Tom’s eyes were already on the miniature club sandwiches emerging from the kitchen. As family, Tom considered himself exempt from any dress code and had complained earlier to Clara that it was a Friday evening when those who really needed to work for a living could scarcely be expected to find time to change. His jeans and denim jacket were his trademark work clothes, an outfit he liked to believe rendered him less official, more approachable, to the poor and dispossessed of the South London housing estate to which he was assigned as the full-time social worker.

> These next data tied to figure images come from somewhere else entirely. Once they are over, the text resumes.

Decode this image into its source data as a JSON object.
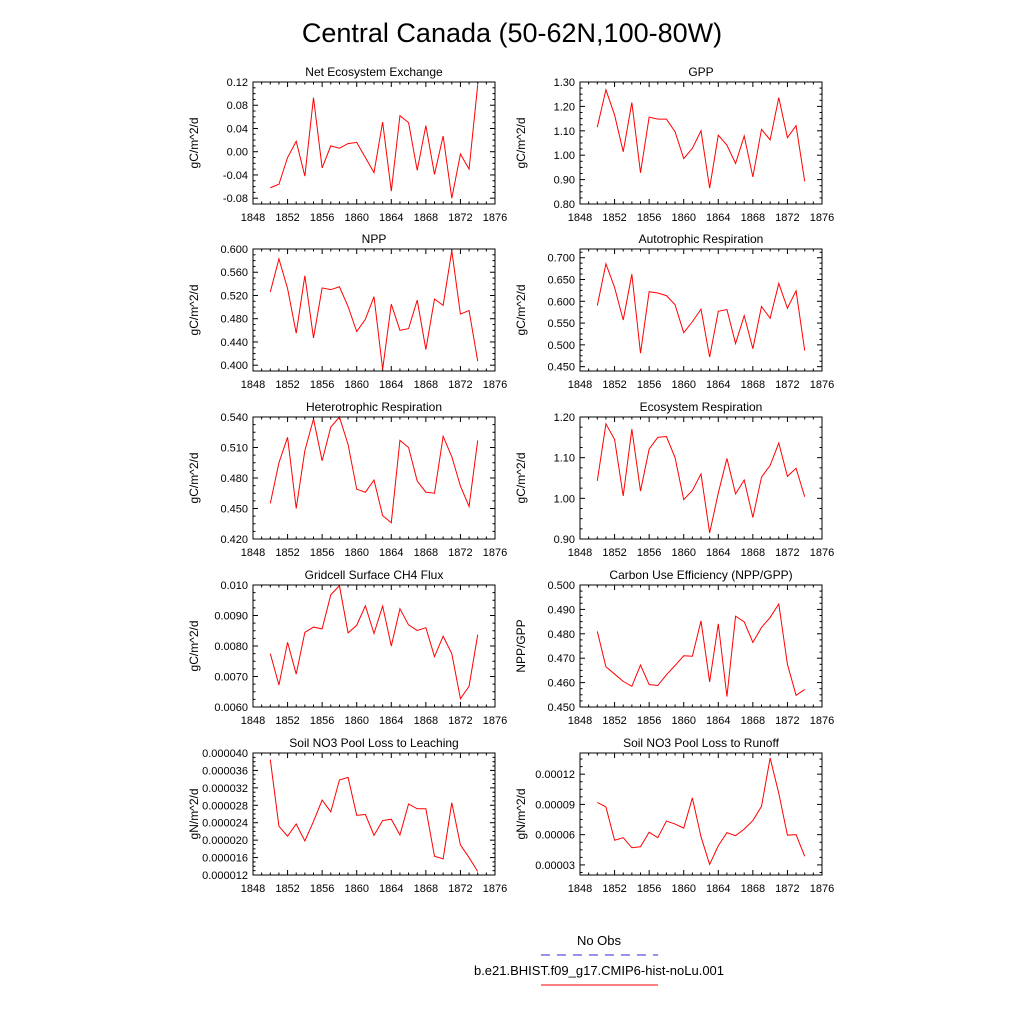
{
  "title": "Central Canada (50-62N,100-80W)",
  "colors": {
    "model": "#ff0000",
    "obs": "#2b2bd0",
    "axis": "#000000"
  },
  "legend": {
    "obs_label": "No Obs",
    "model_label": "b.e21.BHIST.f09_g17.CMIP6-hist-noLu.001"
  },
  "chart_data": [
    {
      "type": "line",
      "title": "Net Ecosystem Exchange",
      "xlabel": "",
      "ylabel": "gC/m^2/d",
      "xlim": [
        1848,
        1876
      ],
      "xticks": [
        "1848",
        "1852",
        "1856",
        "1860",
        "1864",
        "1868",
        "1872",
        "1876"
      ],
      "ylim": [
        -0.09,
        0.12
      ],
      "yticks": [
        "-0.08",
        "-0.04",
        "0.00",
        "0.04",
        "0.08",
        "0.12"
      ],
      "ytick_values": [
        -0.08,
        -0.04,
        0.0,
        0.04,
        0.08,
        0.12
      ],
      "x": [
        1850,
        1851,
        1852,
        1853,
        1854,
        1855,
        1856,
        1857,
        1858,
        1859,
        1860,
        1861,
        1862,
        1863,
        1864,
        1865,
        1866,
        1867,
        1868,
        1869,
        1870,
        1871,
        1872,
        1873,
        1874
      ],
      "series": [
        {
          "values": [
            -0.062,
            -0.056,
            -0.01,
            0.018,
            -0.042,
            0.093,
            -0.028,
            0.01,
            0.006,
            0.014,
            0.016,
            -0.01,
            -0.036,
            0.051,
            -0.068,
            0.062,
            0.05,
            -0.032,
            0.045,
            -0.039,
            0.027,
            -0.08,
            -0.004,
            -0.03,
            0.115
          ]
        }
      ]
    },
    {
      "type": "line",
      "title": "GPP",
      "xlabel": "",
      "ylabel": "gC/m^2/d",
      "xlim": [
        1848,
        1876
      ],
      "xticks": [
        "1848",
        "1852",
        "1856",
        "1860",
        "1864",
        "1868",
        "1872",
        "1876"
      ],
      "ylim": [
        0.8,
        1.3
      ],
      "yticks": [
        "0.80",
        "0.90",
        "1.00",
        "1.10",
        "1.20",
        "1.30"
      ],
      "ytick_values": [
        0.8,
        0.9,
        1.0,
        1.1,
        1.2,
        1.3
      ],
      "x": [
        1850,
        1851,
        1852,
        1853,
        1854,
        1855,
        1856,
        1857,
        1858,
        1859,
        1860,
        1861,
        1862,
        1863,
        1864,
        1865,
        1866,
        1867,
        1868,
        1869,
        1870,
        1871,
        1872,
        1873,
        1874
      ],
      "series": [
        {
          "values": [
            1.115,
            1.268,
            1.165,
            1.014,
            1.216,
            0.928,
            1.156,
            1.148,
            1.148,
            1.096,
            0.986,
            1.028,
            1.1,
            0.865,
            1.082,
            1.041,
            0.966,
            1.079,
            0.911,
            1.106,
            1.063,
            1.236,
            1.072,
            1.121,
            0.893
          ]
        }
      ]
    },
    {
      "type": "line",
      "title": "NPP",
      "xlabel": "",
      "ylabel": "gC/m^2/d",
      "xlim": [
        1848,
        1876
      ],
      "xticks": [
        "1848",
        "1852",
        "1856",
        "1860",
        "1864",
        "1868",
        "1872",
        "1876"
      ],
      "ylim": [
        0.39,
        0.6
      ],
      "yticks": [
        "0.400",
        "0.440",
        "0.480",
        "0.520",
        "0.560",
        "0.600"
      ],
      "ytick_values": [
        0.4,
        0.44,
        0.48,
        0.52,
        0.56,
        0.6
      ],
      "x": [
        1850,
        1851,
        1852,
        1853,
        1854,
        1855,
        1856,
        1857,
        1858,
        1859,
        1860,
        1861,
        1862,
        1863,
        1864,
        1865,
        1866,
        1867,
        1868,
        1869,
        1870,
        1871,
        1872,
        1873,
        1874
      ],
      "series": [
        {
          "values": [
            0.526,
            0.583,
            0.532,
            0.455,
            0.554,
            0.447,
            0.533,
            0.53,
            0.535,
            0.501,
            0.458,
            0.479,
            0.518,
            0.393,
            0.505,
            0.46,
            0.463,
            0.512,
            0.427,
            0.514,
            0.503,
            0.597,
            0.488,
            0.494,
            0.407
          ]
        }
      ]
    },
    {
      "type": "line",
      "title": "Autotrophic Respiration",
      "xlabel": "",
      "ylabel": "gC/m^2/d",
      "xlim": [
        1848,
        1876
      ],
      "xticks": [
        "1848",
        "1852",
        "1856",
        "1860",
        "1864",
        "1868",
        "1872",
        "1876"
      ],
      "ylim": [
        0.44,
        0.72
      ],
      "yticks": [
        "0.450",
        "0.500",
        "0.550",
        "0.600",
        "0.650",
        "0.700"
      ],
      "ytick_values": [
        0.45,
        0.5,
        0.55,
        0.6,
        0.65,
        0.7
      ],
      "x": [
        1850,
        1851,
        1852,
        1853,
        1854,
        1855,
        1856,
        1857,
        1858,
        1859,
        1860,
        1861,
        1862,
        1863,
        1864,
        1865,
        1866,
        1867,
        1868,
        1869,
        1870,
        1871,
        1872,
        1873,
        1874
      ],
      "series": [
        {
          "values": [
            0.59,
            0.686,
            0.632,
            0.557,
            0.662,
            0.481,
            0.622,
            0.619,
            0.613,
            0.592,
            0.528,
            0.553,
            0.582,
            0.472,
            0.577,
            0.581,
            0.503,
            0.567,
            0.491,
            0.588,
            0.561,
            0.641,
            0.584,
            0.624,
            0.487
          ]
        }
      ]
    },
    {
      "type": "line",
      "title": "Heterotrophic Respiration",
      "xlabel": "",
      "ylabel": "gC/m^2/d",
      "xlim": [
        1848,
        1876
      ],
      "xticks": [
        "1848",
        "1852",
        "1856",
        "1860",
        "1864",
        "1868",
        "1872",
        "1876"
      ],
      "ylim": [
        0.42,
        0.54
      ],
      "yticks": [
        "0.420",
        "0.450",
        "0.480",
        "0.510",
        "0.540"
      ],
      "ytick_values": [
        0.42,
        0.45,
        0.48,
        0.51,
        0.54
      ],
      "x": [
        1850,
        1851,
        1852,
        1853,
        1854,
        1855,
        1856,
        1857,
        1858,
        1859,
        1860,
        1861,
        1862,
        1863,
        1864,
        1865,
        1866,
        1867,
        1868,
        1869,
        1870,
        1871,
        1872,
        1873,
        1874
      ],
      "series": [
        {
          "values": [
            0.455,
            0.495,
            0.52,
            0.45,
            0.507,
            0.538,
            0.497,
            0.53,
            0.54,
            0.513,
            0.469,
            0.466,
            0.478,
            0.443,
            0.436,
            0.517,
            0.51,
            0.477,
            0.466,
            0.465,
            0.521,
            0.501,
            0.472,
            0.452,
            0.517
          ]
        }
      ]
    },
    {
      "type": "line",
      "title": "Ecosystem Respiration",
      "xlabel": "",
      "ylabel": "gC/m^2/d",
      "xlim": [
        1848,
        1876
      ],
      "xticks": [
        "1848",
        "1852",
        "1856",
        "1860",
        "1864",
        "1868",
        "1872",
        "1876"
      ],
      "ylim": [
        0.9,
        1.2
      ],
      "yticks": [
        "0.90",
        "1.00",
        "1.10",
        "1.20"
      ],
      "ytick_values": [
        0.9,
        1.0,
        1.1,
        1.2
      ],
      "x": [
        1850,
        1851,
        1852,
        1853,
        1854,
        1855,
        1856,
        1857,
        1858,
        1859,
        1860,
        1861,
        1862,
        1863,
        1864,
        1865,
        1866,
        1867,
        1868,
        1869,
        1870,
        1871,
        1872,
        1873,
        1874
      ],
      "series": [
        {
          "values": [
            1.043,
            1.183,
            1.145,
            1.006,
            1.17,
            1.018,
            1.121,
            1.15,
            1.152,
            1.1,
            0.997,
            1.019,
            1.06,
            0.915,
            1.013,
            1.098,
            1.011,
            1.045,
            0.953,
            1.052,
            1.081,
            1.136,
            1.054,
            1.074,
            1.004
          ]
        }
      ]
    },
    {
      "type": "line",
      "title": "Gridcell Surface CH4 Flux",
      "xlabel": "",
      "ylabel": "gC/m^2/d",
      "xlim": [
        1848,
        1876
      ],
      "xticks": [
        "1848",
        "1852",
        "1856",
        "1860",
        "1864",
        "1868",
        "1872",
        "1876"
      ],
      "ylim": [
        0.006,
        0.01
      ],
      "yticks": [
        "0.0060",
        "0.0070",
        "0.0080",
        "0.0090",
        "0.010"
      ],
      "ytick_values": [
        0.006,
        0.007,
        0.008,
        0.009,
        0.01
      ],
      "x": [
        1850,
        1851,
        1852,
        1853,
        1854,
        1855,
        1856,
        1857,
        1858,
        1859,
        1860,
        1861,
        1862,
        1863,
        1864,
        1865,
        1866,
        1867,
        1868,
        1869,
        1870,
        1871,
        1872,
        1873,
        1874
      ],
      "series": [
        {
          "values": [
            0.00775,
            0.00672,
            0.00812,
            0.00708,
            0.00845,
            0.00862,
            0.00856,
            0.00968,
            0.00998,
            0.00843,
            0.00868,
            0.00932,
            0.00841,
            0.00931,
            0.008,
            0.00922,
            0.00869,
            0.00851,
            0.0086,
            0.00765,
            0.00832,
            0.00775,
            0.00627,
            0.00668,
            0.00837
          ]
        }
      ]
    },
    {
      "type": "line",
      "title": "Carbon Use Efficiency (NPP/GPP)",
      "xlabel": "",
      "ylabel": "NPP/GPP",
      "xlim": [
        1848,
        1876
      ],
      "xticks": [
        "1848",
        "1852",
        "1856",
        "1860",
        "1864",
        "1868",
        "1872",
        "1876"
      ],
      "ylim": [
        0.45,
        0.5
      ],
      "yticks": [
        "0.450",
        "0.460",
        "0.470",
        "0.480",
        "0.490",
        "0.500"
      ],
      "ytick_values": [
        0.45,
        0.46,
        0.47,
        0.48,
        0.49,
        0.5
      ],
      "x": [
        1850,
        1851,
        1852,
        1853,
        1854,
        1855,
        1856,
        1857,
        1858,
        1859,
        1860,
        1861,
        1862,
        1863,
        1864,
        1865,
        1866,
        1867,
        1868,
        1869,
        1870,
        1871,
        1872,
        1873,
        1874
      ],
      "series": [
        {
          "values": [
            0.481,
            0.4665,
            0.4635,
            0.4605,
            0.4585,
            0.4672,
            0.4592,
            0.4588,
            0.4632,
            0.467,
            0.471,
            0.4708,
            0.4853,
            0.4603,
            0.4841,
            0.4543,
            0.4872,
            0.4849,
            0.4765,
            0.4826,
            0.4867,
            0.4922,
            0.4675,
            0.4548,
            0.4572
          ]
        }
      ]
    },
    {
      "type": "line",
      "title": "Soil NO3 Pool Loss to Leaching",
      "xlabel": "",
      "ylabel": "gN/m^2/d",
      "xlim": [
        1848,
        1876
      ],
      "xticks": [
        "1848",
        "1852",
        "1856",
        "1860",
        "1864",
        "1868",
        "1872",
        "1876"
      ],
      "ylim": [
        1.2e-05,
        4e-05
      ],
      "yticks": [
        "0.000012",
        "0.000016",
        "0.000020",
        "0.000024",
        "0.000028",
        "0.000032",
        "0.000036",
        "0.000040"
      ],
      "ytick_values": [
        1.2e-05,
        1.6e-05,
        2e-05,
        2.4e-05,
        2.8e-05,
        3.2e-05,
        3.6e-05,
        4e-05
      ],
      "x": [
        1850,
        1851,
        1852,
        1853,
        1854,
        1855,
        1856,
        1857,
        1858,
        1859,
        1860,
        1861,
        1862,
        1863,
        1864,
        1865,
        1866,
        1867,
        1868,
        1869,
        1870,
        1871,
        1872,
        1873,
        1874
      ],
      "series": [
        {
          "values": [
            3.85e-05,
            2.32e-05,
            2.09e-05,
            2.37e-05,
            1.98e-05,
            2.43e-05,
            2.92e-05,
            2.65e-05,
            3.38e-05,
            3.44e-05,
            2.57e-05,
            2.59e-05,
            2.11e-05,
            2.45e-05,
            2.48e-05,
            2.12e-05,
            2.83e-05,
            2.72e-05,
            2.72e-05,
            1.63e-05,
            1.57e-05,
            2.86e-05,
            1.89e-05,
            1.6e-05,
            1.28e-05
          ]
        }
      ]
    },
    {
      "type": "line",
      "title": "Soil NO3 Pool Loss to Runoff",
      "xlabel": "",
      "ylabel": "gN/m^2/d",
      "xlim": [
        1848,
        1876
      ],
      "xticks": [
        "1848",
        "1852",
        "1856",
        "1860",
        "1864",
        "1868",
        "1872",
        "1876"
      ],
      "ylim": [
        2e-05,
        0.000141
      ],
      "yticks": [
        "0.00003",
        "0.00006",
        "0.00009",
        "0.00012"
      ],
      "ytick_values": [
        3e-05,
        6e-05,
        9e-05,
        0.00012
      ],
      "x": [
        1850,
        1851,
        1852,
        1853,
        1854,
        1855,
        1856,
        1857,
        1858,
        1859,
        1860,
        1861,
        1862,
        1863,
        1864,
        1865,
        1866,
        1867,
        1868,
        1869,
        1870,
        1871,
        1872,
        1873,
        1874
      ],
      "series": [
        {
          "values": [
            9.2e-05,
            8.75e-05,
            5.45e-05,
            5.7e-05,
            4.7e-05,
            4.8e-05,
            6.25e-05,
            5.7e-05,
            7.35e-05,
            7.05e-05,
            6.65e-05,
            9.65e-05,
            5.8e-05,
            3.05e-05,
            4.9e-05,
            6.2e-05,
            5.9e-05,
            6.55e-05,
            7.4e-05,
            8.8e-05,
            0.000136,
            0.000101,
            5.95e-05,
            6e-05,
            3.85e-05
          ]
        }
      ]
    }
  ]
}
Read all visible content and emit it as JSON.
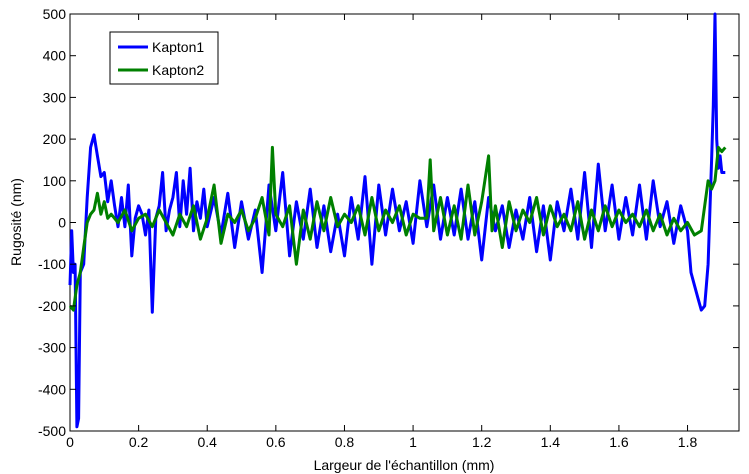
{
  "chart_data": {
    "type": "line",
    "title": "",
    "xlabel": "Largeur de l'échantillon (mm)",
    "ylabel": "Rugosité (nm)",
    "xlim": [
      0,
      1.95
    ],
    "ylim": [
      -500,
      500
    ],
    "grid": false,
    "legend_position": "top-left",
    "x_ticks": [
      "0",
      "0.2",
      "0.4",
      "0.6",
      "0.8",
      "1",
      "1.2",
      "1.4",
      "1.6",
      "1.8"
    ],
    "y_ticks": [
      "500",
      "400",
      "300",
      "200",
      "100",
      "0",
      "-100",
      "-200",
      "-300",
      "-400",
      "-500"
    ],
    "series": [
      {
        "name": "Kapton1",
        "color": "#0000ff",
        "x": [
          0,
          0.005,
          0.01,
          0.015,
          0.02,
          0.025,
          0.03,
          0.04,
          0.05,
          0.06,
          0.07,
          0.08,
          0.09,
          0.1,
          0.11,
          0.12,
          0.13,
          0.14,
          0.15,
          0.16,
          0.17,
          0.18,
          0.19,
          0.2,
          0.21,
          0.22,
          0.23,
          0.24,
          0.25,
          0.26,
          0.27,
          0.28,
          0.29,
          0.3,
          0.31,
          0.32,
          0.33,
          0.34,
          0.35,
          0.36,
          0.37,
          0.38,
          0.39,
          0.4,
          0.42,
          0.44,
          0.46,
          0.48,
          0.5,
          0.52,
          0.54,
          0.56,
          0.58,
          0.6,
          0.62,
          0.64,
          0.66,
          0.68,
          0.7,
          0.72,
          0.74,
          0.76,
          0.78,
          0.8,
          0.82,
          0.84,
          0.86,
          0.88,
          0.9,
          0.92,
          0.94,
          0.96,
          0.98,
          1.0,
          1.02,
          1.04,
          1.06,
          1.08,
          1.1,
          1.12,
          1.14,
          1.16,
          1.18,
          1.2,
          1.22,
          1.24,
          1.26,
          1.28,
          1.3,
          1.32,
          1.34,
          1.36,
          1.38,
          1.4,
          1.42,
          1.44,
          1.46,
          1.48,
          1.5,
          1.52,
          1.54,
          1.56,
          1.58,
          1.6,
          1.62,
          1.64,
          1.66,
          1.68,
          1.7,
          1.72,
          1.74,
          1.76,
          1.78,
          1.8,
          1.81,
          1.82,
          1.83,
          1.84,
          1.85,
          1.86,
          1.87,
          1.875,
          1.88,
          1.885,
          1.89,
          1.895,
          1.9,
          1.91
        ],
        "y": [
          -150,
          -20,
          -120,
          -100,
          -490,
          -470,
          -120,
          -100,
          60,
          180,
          210,
          160,
          110,
          120,
          50,
          100,
          40,
          -10,
          60,
          -10,
          90,
          -80,
          10,
          40,
          20,
          -30,
          30,
          -215,
          10,
          40,
          120,
          -20,
          30,
          60,
          120,
          -10,
          100,
          20,
          130,
          -20,
          50,
          10,
          80,
          -10,
          60,
          -30,
          70,
          -60,
          50,
          -40,
          30,
          -120,
          90,
          -20,
          120,
          -80,
          50,
          -40,
          80,
          -60,
          40,
          -70,
          20,
          -80,
          60,
          -40,
          110,
          -100,
          90,
          -30,
          80,
          -20,
          50,
          -50,
          100,
          -10,
          90,
          -40,
          60,
          -30,
          80,
          -40,
          50,
          -90,
          60,
          -20,
          40,
          -60,
          30,
          -40,
          60,
          -70,
          40,
          -90,
          50,
          -20,
          80,
          -40,
          120,
          -60,
          140,
          -20,
          90,
          -40,
          60,
          -30,
          90,
          -40,
          100,
          -10,
          50,
          -50,
          40,
          -20,
          -120,
          -150,
          -180,
          -210,
          -200,
          -100,
          150,
          280,
          500,
          200,
          130,
          160,
          120,
          120
        ]
      },
      {
        "name": "Kapton2",
        "color": "#008000",
        "x": [
          0,
          0.01,
          0.02,
          0.03,
          0.04,
          0.05,
          0.06,
          0.07,
          0.08,
          0.09,
          0.1,
          0.11,
          0.12,
          0.14,
          0.16,
          0.18,
          0.2,
          0.22,
          0.24,
          0.26,
          0.28,
          0.3,
          0.32,
          0.34,
          0.36,
          0.38,
          0.4,
          0.42,
          0.44,
          0.46,
          0.48,
          0.5,
          0.52,
          0.54,
          0.56,
          0.58,
          0.59,
          0.6,
          0.62,
          0.64,
          0.66,
          0.68,
          0.7,
          0.72,
          0.74,
          0.76,
          0.78,
          0.8,
          0.82,
          0.84,
          0.86,
          0.88,
          0.9,
          0.92,
          0.94,
          0.96,
          0.98,
          1.0,
          1.02,
          1.04,
          1.05,
          1.06,
          1.08,
          1.1,
          1.12,
          1.14,
          1.16,
          1.18,
          1.2,
          1.22,
          1.23,
          1.24,
          1.26,
          1.28,
          1.3,
          1.32,
          1.34,
          1.36,
          1.38,
          1.4,
          1.42,
          1.44,
          1.46,
          1.48,
          1.5,
          1.52,
          1.54,
          1.56,
          1.58,
          1.6,
          1.62,
          1.64,
          1.66,
          1.68,
          1.7,
          1.72,
          1.74,
          1.76,
          1.78,
          1.8,
          1.82,
          1.84,
          1.85,
          1.86,
          1.87,
          1.88,
          1.89,
          1.9,
          1.91
        ],
        "y": [
          -200,
          -210,
          -150,
          -120,
          -60,
          0,
          20,
          30,
          70,
          20,
          50,
          10,
          20,
          0,
          30,
          -20,
          10,
          20,
          -10,
          30,
          0,
          -30,
          20,
          -10,
          40,
          -40,
          10,
          90,
          -50,
          20,
          0,
          30,
          -20,
          10,
          60,
          -30,
          180,
          20,
          -10,
          40,
          -100,
          30,
          -40,
          50,
          -20,
          60,
          -10,
          20,
          0,
          40,
          -30,
          60,
          -20,
          30,
          0,
          40,
          -30,
          20,
          10,
          10,
          150,
          -20,
          60,
          -30,
          40,
          -40,
          90,
          -30,
          50,
          160,
          -20,
          40,
          -60,
          50,
          -20,
          30,
          0,
          60,
          -30,
          40,
          -10,
          20,
          -20,
          50,
          -40,
          30,
          -20,
          40,
          -10,
          30,
          0,
          20,
          -10,
          30,
          -20,
          20,
          -30,
          10,
          -20,
          0,
          -30,
          -20,
          40,
          100,
          80,
          100,
          180,
          170,
          180
        ]
      }
    ]
  }
}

In the hallway Victoria made out the Boltons from next door and noted, without surprise, that they were empty-handed. Major Bolton was a stalwart of the Wimbledon branch of the Heritage in Architecture Association and had made a perfect nuisance of himself during the renovations with a stream of helpful suggestions as to period details. This had been all the more annoying because his own decaying house, stuffed with dowdy furniture and mouldy chintz, was all but held together with linoleum and purple-painted Anaglypta wallpaper. The Boltons had surged ahead and were now creating a bottle-neck at the drawing-room door, having stopped to gawp at the newly painted cornicing. Major Bolton was lecturing no one in particular: ‘Good show. Original nineteenth-century colour. Helped them track it down myself. Chap in Wales makes it, natural dyes…’

It was all original – or, at least, authentic and sympathetically restored in keeping with the period. They had had plenty of time to plan the work, ten years to be precise, the time it had taken them to recover from buying the house in the first place, which had been a nightmare on account of the bridging loan they’d been forced to take out when their Clapham flat stuck on the market. But David had been determined. In the late eighties they had despaired of ever affording a house, so they were damned well going to get one in the crash of the early nineties. The building society had wanted a quick sale, and David would give them one. Six weeks from viewing to moving in, and crossed fingers that the repossessed owners hadn’t pushed sardines down the radiators and turned up the heating before their enforced departure. They hadn’t. As Victoria subsequently found out from Mrs Bolton they had been a rather nice couple. He was a City trader; she stayed in touch with them and was really quite upset when the wife wrote six months later to say they were getting divorced.

Victoria could only imagine that he had once been paid stinking bonuses: she and David had moved into a scuffed version of a Las Vegas hotel suite, all spotlights and silk-effect wallpaper and marks on the carpet where white leather sofas had stood. The en-suite bathroom was floor-to-ceiling black marble, apart from one wall of smoked mirror and the bath itself, which was actually a Jacuzzi. The carpet was white and so deep you needed a special plastic rake thing to comb it out properly. It was all very modern, apart from the kitchen in hand-carved rustic oak. And it had been fun to live in with all sorts of gadgets to play with, like electric curtains and a TV console built into the headboard and sunken blue lights along the garden path.

David had tired of it first. After a couple of years, he had started getting the big cases and big money, and invitations to the houses of judges and QCs. Houses that shared a certain classic English style. He would return home discontented and frustrated and, if the house they had visited was particularly grand, ashamed. He no longer laughed when the doorbell played ‘Careless Whisper’. He wanted a house like the others had, with all the vocabulary that went with it. Sofas and pantries and lavatories and cellars and sash windows. Especially the sash windows. Oh, and he wanted a country house, too.

David wanted a country house as only a boy born in a council house could.